Toprağın organik özü, toprak biyokütlesinin canlı ve organik özünden oluşur. Bu, tarımın ilk günlerinden bu yana büyük bir ilgi çekmektedir. Çünkü toprağın fiziksel, kimyasal ve biyolojik durumu üzerinde tarımın belirgin bir etkisi vardır. Bitkilerin büyümesi ve verimli olması, organik bakımdan zengin olan topraklarda büyümelerine bağlıdır. Topraklara ve bitkilere olumlu yönde etkileri konusundaki şüpheler, geçmişteki bilimsel veri eksikliğinden kaynaklanmaktadır. Toprak organik maddesi terimi, ölü organik kesimi belirtmek için çok sık kullanılır. Fakat toprağın canlı bölümü genellikle dikkate alınmaz. Ölü kesimi, organik kalıntıların kimyasal ve biyolojik bozunumu ile oluşur. Organik maddeler çeşitli bozunma derecelerine göre ayırt edilebilir. Birincisi, bitkinin morfolojik olan hareketsiz görünen kısmı, ikincisi ise anatomik olarak sahip olduğu yapıdan hiç iz kalmayan yani tamamen bozunmuş kısmıdır. Burada bahsedilen ilk grup, bozunmamış materyalin çoğunu içerir, toprağın fiziksel özelliklerin üzerinde belirgin bir etkisi vardır.

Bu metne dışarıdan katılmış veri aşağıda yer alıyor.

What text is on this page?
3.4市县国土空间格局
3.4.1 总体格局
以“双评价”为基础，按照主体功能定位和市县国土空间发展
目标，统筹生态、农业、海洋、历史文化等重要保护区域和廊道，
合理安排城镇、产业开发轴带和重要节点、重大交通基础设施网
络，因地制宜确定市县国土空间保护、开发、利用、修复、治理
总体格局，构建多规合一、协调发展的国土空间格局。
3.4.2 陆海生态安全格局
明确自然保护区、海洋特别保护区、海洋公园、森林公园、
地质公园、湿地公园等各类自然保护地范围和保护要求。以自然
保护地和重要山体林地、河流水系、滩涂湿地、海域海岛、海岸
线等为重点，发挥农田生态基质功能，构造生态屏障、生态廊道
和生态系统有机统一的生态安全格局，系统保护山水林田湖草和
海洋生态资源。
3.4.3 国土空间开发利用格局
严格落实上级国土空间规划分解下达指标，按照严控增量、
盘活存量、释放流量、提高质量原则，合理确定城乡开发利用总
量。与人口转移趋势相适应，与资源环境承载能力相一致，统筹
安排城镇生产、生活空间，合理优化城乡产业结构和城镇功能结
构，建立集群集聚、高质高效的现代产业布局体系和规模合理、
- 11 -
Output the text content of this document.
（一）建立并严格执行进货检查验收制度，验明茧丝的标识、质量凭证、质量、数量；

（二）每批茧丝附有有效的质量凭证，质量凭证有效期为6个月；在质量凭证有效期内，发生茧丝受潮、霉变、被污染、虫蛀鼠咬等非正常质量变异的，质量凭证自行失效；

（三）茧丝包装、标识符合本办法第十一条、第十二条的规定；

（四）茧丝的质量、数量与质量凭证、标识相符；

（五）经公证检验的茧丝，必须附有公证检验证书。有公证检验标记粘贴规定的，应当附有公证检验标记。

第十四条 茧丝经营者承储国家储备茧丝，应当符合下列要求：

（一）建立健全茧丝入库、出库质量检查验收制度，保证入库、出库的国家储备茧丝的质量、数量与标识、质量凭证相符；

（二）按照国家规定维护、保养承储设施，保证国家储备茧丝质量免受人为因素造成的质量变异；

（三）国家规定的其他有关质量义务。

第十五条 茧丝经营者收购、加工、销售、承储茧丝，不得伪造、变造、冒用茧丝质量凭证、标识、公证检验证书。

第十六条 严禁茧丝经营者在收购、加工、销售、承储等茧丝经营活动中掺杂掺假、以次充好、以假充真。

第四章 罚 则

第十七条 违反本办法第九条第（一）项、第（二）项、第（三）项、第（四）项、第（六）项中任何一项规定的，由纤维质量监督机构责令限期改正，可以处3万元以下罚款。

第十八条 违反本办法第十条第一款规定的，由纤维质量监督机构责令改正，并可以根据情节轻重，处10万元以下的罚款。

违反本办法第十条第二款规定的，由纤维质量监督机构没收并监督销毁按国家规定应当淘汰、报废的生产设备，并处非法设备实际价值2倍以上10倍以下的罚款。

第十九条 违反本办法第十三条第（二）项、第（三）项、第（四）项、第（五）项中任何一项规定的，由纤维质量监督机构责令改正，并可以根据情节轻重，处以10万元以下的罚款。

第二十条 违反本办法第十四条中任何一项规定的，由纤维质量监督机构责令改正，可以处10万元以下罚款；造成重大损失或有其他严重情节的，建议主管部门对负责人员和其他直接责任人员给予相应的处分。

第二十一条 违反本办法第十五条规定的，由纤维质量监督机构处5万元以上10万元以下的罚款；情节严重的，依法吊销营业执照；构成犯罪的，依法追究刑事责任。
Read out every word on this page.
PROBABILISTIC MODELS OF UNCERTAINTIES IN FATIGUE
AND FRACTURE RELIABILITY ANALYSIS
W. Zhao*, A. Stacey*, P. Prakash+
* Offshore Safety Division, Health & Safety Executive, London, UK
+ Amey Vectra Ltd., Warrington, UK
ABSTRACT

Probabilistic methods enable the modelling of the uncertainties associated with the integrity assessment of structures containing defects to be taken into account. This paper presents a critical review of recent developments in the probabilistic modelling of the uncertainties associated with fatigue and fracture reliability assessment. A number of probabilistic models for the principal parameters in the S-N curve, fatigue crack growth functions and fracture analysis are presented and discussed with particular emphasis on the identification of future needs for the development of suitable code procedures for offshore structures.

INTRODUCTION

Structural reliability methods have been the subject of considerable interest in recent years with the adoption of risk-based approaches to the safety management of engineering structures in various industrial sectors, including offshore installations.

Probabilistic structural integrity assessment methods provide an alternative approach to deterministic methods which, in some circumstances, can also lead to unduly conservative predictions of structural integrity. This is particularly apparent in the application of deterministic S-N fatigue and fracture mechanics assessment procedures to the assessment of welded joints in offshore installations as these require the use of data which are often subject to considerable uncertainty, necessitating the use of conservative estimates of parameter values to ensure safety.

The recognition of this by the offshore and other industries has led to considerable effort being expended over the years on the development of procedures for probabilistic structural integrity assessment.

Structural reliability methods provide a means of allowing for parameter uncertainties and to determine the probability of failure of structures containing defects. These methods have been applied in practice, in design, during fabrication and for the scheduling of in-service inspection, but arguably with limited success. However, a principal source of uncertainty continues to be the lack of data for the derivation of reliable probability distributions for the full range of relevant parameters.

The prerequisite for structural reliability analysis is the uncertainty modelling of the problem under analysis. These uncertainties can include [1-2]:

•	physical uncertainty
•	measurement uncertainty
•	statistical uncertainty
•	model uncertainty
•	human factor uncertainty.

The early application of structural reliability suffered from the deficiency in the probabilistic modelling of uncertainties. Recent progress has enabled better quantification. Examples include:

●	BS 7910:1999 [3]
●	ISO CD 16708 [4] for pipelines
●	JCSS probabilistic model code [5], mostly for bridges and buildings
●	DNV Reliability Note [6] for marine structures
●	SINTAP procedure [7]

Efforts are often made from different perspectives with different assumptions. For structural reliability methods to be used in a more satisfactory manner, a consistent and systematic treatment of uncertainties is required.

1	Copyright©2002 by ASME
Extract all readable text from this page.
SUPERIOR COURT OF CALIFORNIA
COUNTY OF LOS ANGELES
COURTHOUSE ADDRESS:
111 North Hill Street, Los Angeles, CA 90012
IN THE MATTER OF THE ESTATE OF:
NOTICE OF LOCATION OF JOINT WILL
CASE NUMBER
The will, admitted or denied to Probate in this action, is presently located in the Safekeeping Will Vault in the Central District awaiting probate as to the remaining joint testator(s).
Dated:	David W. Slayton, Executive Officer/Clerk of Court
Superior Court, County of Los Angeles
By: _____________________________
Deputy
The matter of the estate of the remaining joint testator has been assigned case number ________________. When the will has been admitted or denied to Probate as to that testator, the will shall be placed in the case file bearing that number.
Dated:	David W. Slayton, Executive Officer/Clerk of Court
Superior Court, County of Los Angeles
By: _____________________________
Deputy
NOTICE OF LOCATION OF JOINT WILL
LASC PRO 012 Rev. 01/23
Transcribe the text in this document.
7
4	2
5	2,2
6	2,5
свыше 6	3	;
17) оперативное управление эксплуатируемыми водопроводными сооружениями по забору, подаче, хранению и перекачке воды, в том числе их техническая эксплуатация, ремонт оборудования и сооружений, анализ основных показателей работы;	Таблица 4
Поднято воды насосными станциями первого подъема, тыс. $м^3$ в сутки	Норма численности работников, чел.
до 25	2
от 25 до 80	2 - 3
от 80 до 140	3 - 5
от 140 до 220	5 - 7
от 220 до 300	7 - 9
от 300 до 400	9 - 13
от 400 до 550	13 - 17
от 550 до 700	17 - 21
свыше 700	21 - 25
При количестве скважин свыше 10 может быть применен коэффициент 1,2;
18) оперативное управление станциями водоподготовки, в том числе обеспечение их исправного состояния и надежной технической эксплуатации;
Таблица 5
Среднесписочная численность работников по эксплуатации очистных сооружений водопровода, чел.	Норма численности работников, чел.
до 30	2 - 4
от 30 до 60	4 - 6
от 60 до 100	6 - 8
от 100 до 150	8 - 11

Fibrik ve hemik kısımlar bağıl bazunma derecelerine göre sınıflandırıldığında, toprak taksonomisinde pratik uygulama sağlar. Buradaki fark orantılı bozunum derecesine dayalı olarak bulunur. Fibrik (Latince fibra = lif) kesimi en az derecede çürümüş iken, hemik (Yunanca hemi = yarım) kesimi kısmen çürümüş haldedir. Üçüncü kısım, tamamen çürümüş parça olarak tanımlanmaktadır. Toprak kimyası ve hümik madde açısından çürümemiş olan bu grubun önemi çok azdır, ancak çürümüş kısım için kaynak oluşturmaktadır. Litter terimi ise genellikle toprağın yüzeyinde bulunan bu tür organik maddeler için kullanılır. Orman ve çayır topraklarında bulunan litterler beslenme döngü sürecinde önemlidir.

Bugünkü humus kavramı, birçok teoriye kıyasla pek de değişmemiştir. Hala ölü organik kısmın bir bozunmuş parçasını kapsamaktadır ve orijinal materyal tamamen ortadan kaybolmaktadır. Toprak taksonomisinde bu, çürük malzeme olarak söz edilir. Bu sözcük, Yunanca sapros teriminden gelir ve çürük anlamını verir dolayısıyla en yüksek bozunmuş olan organik kısımdır. Renk olarak, saprik malzemeleri genellikle koyu gri ve siyah arasında olur. Fibrik ve hemik kısımlar ile karşılaştırıldığında görülür ki, zamana karşı fiziksel ve kimyasal olarak çok az da olsa değişir. Humus teriminin düşünülmesi ve yerine humik olmayan madde ve hümik madde kullanılması ilk olarak Page ismindeki bir bilim adamı tarafından önerilmiştir. Koyu renk, hümik maddeden farklı olan fulvik asit ve organik maddenin renksiz ayrışma ürünleri, Page tarafından humik olmayan madde isminin altında gruplanmıştır. Buna karşı, Waksman tüm bu terimleri silmeyi tercih etmiştir ve humus adını, sadece hümik maddelerden bahsetmek için kullanılmasını önermiştir.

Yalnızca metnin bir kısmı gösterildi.